Oficiar de centinela en las noches frente al peligro no fue novedad para aquel muchacho, aunque solo tenía 17 años; desde temprano debió vigilar en su barrio la nocturnidad de los hornos de carbón hechos por el papá, sostén de la esposa y los 12 hijos, de los cuales el mayor era él.
Si el fuego desbordaba un horno de La Morena, habría castrado el esfuerzo nocturno del niño Ramón, que lo vigilaba, y el sudor de su papá, que hacía carbón en ese pueblito tunero de Puerto Padre. De ahí no pasaba el peligro.
Pero más al oriente, si el usurpador desbordaba los límites del territorio que de modo ilegal ocupa en Guantánamo, podía decapitar el futuro de un pueblo dueño de su destino por primera vez en su historia. En el horno se defendía el sustento de una familia; en la frontera, la soberanía de un país. El asunto era de vida o muerte, y eso lo tenía muy claro Ramón López Peña.
«No te descuides, mijo, esa gente es capaz de cualquier cosa», le había advertido Andrés, el padre, en referencia a la soldadesca gringa apostada en la Base naval. Dicen que Ramón le respondió con una sonrisa, y le prometió cuidarse; pero, «voy a cumplir mi deber».
Integrar las filas de la Unión de Jóvenes Comunistas estaba en sus planes, pero, que sería el primer militante de esa organización en las Fuerzas Armadas Revolucionarias, eso no pasaba por su imaginación, al atardecer del 19 de julio de 1964, cuando el joven soldado se dispuso a relevar a un compañero de guardia en la posta 44 del batallón fronterizo.

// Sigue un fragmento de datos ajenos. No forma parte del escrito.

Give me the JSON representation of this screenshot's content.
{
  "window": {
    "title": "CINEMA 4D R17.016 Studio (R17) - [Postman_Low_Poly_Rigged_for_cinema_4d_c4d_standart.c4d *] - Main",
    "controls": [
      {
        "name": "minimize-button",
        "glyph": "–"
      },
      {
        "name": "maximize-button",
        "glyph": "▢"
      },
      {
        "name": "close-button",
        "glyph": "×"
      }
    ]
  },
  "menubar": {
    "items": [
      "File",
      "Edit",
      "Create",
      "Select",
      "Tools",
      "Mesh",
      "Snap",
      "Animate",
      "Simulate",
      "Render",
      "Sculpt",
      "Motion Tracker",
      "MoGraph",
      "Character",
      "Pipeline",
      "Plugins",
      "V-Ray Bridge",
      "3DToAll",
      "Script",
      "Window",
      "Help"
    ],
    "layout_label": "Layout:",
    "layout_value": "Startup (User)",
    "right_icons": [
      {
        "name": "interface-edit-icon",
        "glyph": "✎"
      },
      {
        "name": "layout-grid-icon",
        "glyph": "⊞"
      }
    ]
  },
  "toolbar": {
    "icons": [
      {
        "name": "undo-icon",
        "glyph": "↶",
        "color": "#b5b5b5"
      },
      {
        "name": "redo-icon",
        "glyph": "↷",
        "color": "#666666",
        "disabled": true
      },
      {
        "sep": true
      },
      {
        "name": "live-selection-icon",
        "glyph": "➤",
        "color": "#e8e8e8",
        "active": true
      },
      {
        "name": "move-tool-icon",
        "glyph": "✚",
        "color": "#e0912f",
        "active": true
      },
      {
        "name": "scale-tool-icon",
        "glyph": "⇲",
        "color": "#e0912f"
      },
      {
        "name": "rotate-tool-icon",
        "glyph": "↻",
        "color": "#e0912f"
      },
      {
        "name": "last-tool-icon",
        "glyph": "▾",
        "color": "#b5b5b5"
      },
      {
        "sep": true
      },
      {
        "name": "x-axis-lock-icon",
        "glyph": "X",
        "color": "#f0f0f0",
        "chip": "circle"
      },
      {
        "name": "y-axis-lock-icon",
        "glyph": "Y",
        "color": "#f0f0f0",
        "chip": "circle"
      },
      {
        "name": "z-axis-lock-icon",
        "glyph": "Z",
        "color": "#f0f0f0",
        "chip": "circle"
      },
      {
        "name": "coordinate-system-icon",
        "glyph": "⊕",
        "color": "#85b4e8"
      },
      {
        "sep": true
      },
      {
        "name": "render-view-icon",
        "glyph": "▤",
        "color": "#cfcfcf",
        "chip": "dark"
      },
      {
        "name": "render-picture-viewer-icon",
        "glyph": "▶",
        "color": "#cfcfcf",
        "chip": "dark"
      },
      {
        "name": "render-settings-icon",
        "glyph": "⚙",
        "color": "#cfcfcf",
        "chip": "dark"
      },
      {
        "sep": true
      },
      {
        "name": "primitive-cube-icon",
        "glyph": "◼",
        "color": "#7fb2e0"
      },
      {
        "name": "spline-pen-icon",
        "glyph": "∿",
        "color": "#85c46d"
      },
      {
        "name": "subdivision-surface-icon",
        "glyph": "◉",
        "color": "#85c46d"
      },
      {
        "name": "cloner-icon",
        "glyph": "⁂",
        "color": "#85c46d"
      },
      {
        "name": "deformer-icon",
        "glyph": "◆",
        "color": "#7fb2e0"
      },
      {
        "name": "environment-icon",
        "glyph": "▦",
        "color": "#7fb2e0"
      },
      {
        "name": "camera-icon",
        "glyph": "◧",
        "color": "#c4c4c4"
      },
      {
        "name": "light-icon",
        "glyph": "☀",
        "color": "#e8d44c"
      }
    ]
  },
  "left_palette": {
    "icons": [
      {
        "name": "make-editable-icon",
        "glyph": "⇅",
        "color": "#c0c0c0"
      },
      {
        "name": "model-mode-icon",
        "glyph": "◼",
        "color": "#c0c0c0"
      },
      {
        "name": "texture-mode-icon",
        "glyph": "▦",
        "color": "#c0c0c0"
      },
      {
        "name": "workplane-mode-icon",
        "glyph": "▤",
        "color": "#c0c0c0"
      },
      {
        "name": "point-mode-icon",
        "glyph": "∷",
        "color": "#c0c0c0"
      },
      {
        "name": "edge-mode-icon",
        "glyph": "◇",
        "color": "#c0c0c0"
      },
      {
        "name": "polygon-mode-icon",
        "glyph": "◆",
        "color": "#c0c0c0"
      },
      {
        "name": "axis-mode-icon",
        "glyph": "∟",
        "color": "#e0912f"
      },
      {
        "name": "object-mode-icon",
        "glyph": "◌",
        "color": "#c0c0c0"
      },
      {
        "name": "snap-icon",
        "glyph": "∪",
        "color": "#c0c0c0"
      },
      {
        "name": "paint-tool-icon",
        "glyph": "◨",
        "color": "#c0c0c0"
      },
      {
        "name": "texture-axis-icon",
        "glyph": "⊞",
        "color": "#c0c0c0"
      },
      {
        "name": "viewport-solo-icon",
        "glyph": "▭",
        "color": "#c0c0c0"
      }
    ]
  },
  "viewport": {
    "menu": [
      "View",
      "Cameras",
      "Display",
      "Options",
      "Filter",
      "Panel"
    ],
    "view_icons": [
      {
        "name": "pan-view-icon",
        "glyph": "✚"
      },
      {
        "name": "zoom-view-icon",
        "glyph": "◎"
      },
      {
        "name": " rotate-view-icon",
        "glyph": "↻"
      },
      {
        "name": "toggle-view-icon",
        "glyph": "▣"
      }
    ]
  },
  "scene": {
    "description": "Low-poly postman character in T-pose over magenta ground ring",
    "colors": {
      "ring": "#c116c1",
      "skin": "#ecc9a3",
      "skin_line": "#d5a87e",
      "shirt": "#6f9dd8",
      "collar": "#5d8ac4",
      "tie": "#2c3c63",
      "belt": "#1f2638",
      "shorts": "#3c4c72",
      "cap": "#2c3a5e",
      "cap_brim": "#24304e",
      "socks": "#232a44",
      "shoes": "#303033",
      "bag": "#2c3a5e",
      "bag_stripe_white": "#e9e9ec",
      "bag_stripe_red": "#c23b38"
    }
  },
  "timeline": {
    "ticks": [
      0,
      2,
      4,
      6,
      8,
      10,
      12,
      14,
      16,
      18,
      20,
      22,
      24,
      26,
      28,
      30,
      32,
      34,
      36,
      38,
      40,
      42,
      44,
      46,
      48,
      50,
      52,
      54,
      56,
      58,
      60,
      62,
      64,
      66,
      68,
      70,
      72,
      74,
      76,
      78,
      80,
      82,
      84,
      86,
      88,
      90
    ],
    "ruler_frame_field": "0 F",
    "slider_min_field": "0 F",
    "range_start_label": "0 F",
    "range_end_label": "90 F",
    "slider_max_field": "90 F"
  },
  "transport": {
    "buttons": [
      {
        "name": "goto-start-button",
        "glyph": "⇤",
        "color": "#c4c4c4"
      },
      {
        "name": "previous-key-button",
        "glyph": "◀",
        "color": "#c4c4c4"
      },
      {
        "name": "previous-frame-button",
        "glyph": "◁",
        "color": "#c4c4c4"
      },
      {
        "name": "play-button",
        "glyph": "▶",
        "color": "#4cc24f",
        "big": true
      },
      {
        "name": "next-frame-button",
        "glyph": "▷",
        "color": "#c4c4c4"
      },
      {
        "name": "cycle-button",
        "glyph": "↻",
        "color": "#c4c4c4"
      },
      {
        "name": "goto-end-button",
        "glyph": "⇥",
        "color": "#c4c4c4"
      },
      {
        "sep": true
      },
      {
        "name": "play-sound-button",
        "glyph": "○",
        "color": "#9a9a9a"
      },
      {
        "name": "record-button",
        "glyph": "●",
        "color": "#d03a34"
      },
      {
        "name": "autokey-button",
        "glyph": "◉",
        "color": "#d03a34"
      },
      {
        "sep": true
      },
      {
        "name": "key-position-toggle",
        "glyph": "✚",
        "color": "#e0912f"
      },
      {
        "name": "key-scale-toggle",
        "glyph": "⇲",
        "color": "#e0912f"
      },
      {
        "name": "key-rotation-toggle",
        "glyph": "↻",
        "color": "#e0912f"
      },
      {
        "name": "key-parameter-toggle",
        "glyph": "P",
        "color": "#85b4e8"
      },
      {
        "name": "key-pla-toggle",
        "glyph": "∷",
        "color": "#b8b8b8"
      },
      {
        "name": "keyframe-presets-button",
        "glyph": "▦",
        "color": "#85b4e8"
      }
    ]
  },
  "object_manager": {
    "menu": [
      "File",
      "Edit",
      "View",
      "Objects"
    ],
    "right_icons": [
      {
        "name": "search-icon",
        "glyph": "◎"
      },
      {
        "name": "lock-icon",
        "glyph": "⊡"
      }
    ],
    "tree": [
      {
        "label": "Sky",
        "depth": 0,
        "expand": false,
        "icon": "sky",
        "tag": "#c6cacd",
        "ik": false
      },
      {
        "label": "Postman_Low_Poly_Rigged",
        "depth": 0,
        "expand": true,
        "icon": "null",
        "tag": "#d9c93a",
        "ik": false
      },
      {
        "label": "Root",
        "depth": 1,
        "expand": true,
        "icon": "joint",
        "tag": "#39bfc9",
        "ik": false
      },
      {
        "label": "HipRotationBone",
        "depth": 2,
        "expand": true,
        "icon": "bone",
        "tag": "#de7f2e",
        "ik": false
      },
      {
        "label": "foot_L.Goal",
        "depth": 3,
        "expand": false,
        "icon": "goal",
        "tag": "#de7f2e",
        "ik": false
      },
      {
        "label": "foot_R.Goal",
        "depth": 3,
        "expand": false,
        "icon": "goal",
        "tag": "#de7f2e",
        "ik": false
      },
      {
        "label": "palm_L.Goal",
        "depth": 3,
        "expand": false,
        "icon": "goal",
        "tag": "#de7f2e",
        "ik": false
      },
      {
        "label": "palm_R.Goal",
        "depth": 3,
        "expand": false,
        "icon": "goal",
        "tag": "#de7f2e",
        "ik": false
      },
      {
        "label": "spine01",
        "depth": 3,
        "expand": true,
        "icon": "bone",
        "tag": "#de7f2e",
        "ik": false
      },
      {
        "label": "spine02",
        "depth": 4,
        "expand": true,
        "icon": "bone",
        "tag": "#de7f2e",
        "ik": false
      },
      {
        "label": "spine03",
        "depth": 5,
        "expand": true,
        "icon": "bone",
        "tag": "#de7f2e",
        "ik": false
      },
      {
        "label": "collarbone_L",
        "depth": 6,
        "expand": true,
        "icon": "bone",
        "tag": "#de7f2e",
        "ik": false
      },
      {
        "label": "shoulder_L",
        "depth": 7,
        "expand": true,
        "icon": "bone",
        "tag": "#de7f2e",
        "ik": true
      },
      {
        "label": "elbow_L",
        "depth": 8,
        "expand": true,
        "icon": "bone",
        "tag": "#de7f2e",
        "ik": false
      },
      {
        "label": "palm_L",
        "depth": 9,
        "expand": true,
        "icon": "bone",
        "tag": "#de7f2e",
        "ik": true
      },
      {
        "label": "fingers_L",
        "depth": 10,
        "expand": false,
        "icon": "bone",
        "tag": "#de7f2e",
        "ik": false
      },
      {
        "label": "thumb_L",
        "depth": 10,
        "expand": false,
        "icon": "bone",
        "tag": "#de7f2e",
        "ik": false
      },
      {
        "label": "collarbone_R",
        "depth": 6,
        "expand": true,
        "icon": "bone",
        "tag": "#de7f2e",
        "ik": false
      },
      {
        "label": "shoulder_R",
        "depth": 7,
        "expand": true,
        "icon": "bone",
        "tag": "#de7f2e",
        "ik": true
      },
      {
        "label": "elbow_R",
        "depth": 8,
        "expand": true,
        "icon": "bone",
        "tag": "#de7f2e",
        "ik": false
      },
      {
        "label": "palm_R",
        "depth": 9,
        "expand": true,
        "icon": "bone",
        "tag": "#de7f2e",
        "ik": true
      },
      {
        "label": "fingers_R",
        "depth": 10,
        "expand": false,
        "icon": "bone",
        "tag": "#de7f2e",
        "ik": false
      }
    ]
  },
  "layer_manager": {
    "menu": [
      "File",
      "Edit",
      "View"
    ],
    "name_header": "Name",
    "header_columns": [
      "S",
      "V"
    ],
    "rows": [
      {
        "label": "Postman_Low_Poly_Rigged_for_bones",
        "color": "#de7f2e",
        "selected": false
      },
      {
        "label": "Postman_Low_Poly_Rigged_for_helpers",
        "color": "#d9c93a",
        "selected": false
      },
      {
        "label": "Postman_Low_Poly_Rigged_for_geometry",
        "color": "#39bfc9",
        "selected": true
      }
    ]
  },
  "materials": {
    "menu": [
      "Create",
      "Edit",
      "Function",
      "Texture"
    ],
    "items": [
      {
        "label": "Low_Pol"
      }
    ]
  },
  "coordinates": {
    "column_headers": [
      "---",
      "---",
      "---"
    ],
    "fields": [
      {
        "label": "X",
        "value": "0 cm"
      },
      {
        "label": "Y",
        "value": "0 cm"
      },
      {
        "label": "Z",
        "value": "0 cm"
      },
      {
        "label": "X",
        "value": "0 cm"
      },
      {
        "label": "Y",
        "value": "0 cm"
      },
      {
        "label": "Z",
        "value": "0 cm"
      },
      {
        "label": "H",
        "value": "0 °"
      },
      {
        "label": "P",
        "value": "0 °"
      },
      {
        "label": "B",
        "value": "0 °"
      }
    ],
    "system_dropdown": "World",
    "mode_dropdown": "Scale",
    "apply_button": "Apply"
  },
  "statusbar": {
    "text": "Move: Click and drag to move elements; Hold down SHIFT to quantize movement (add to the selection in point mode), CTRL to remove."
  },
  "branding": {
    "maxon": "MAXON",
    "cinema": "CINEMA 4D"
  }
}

Desde el otro lado le apuntaba un fusil; era parte de la provocación iniciada una hora antes.
Cuatro meses y tres días separaban entonces a Ramón López Peña de su cumpleaños número 18; no llegó a celebrarlo; un disparo en la nuca se lo impidió.
Es verdad que, desde entonces, el enemigo ha enlutado a cerca de 3 480 familias cubanas, que los engendros mercenarios no cesan.
Pero, seis décadas después, aferradas al cuello de un país vencedor de todos los balazos, las garras criminales de la misma bestia se encorvan, acalambradas. El verdugo jamás podrá con el heroísmo.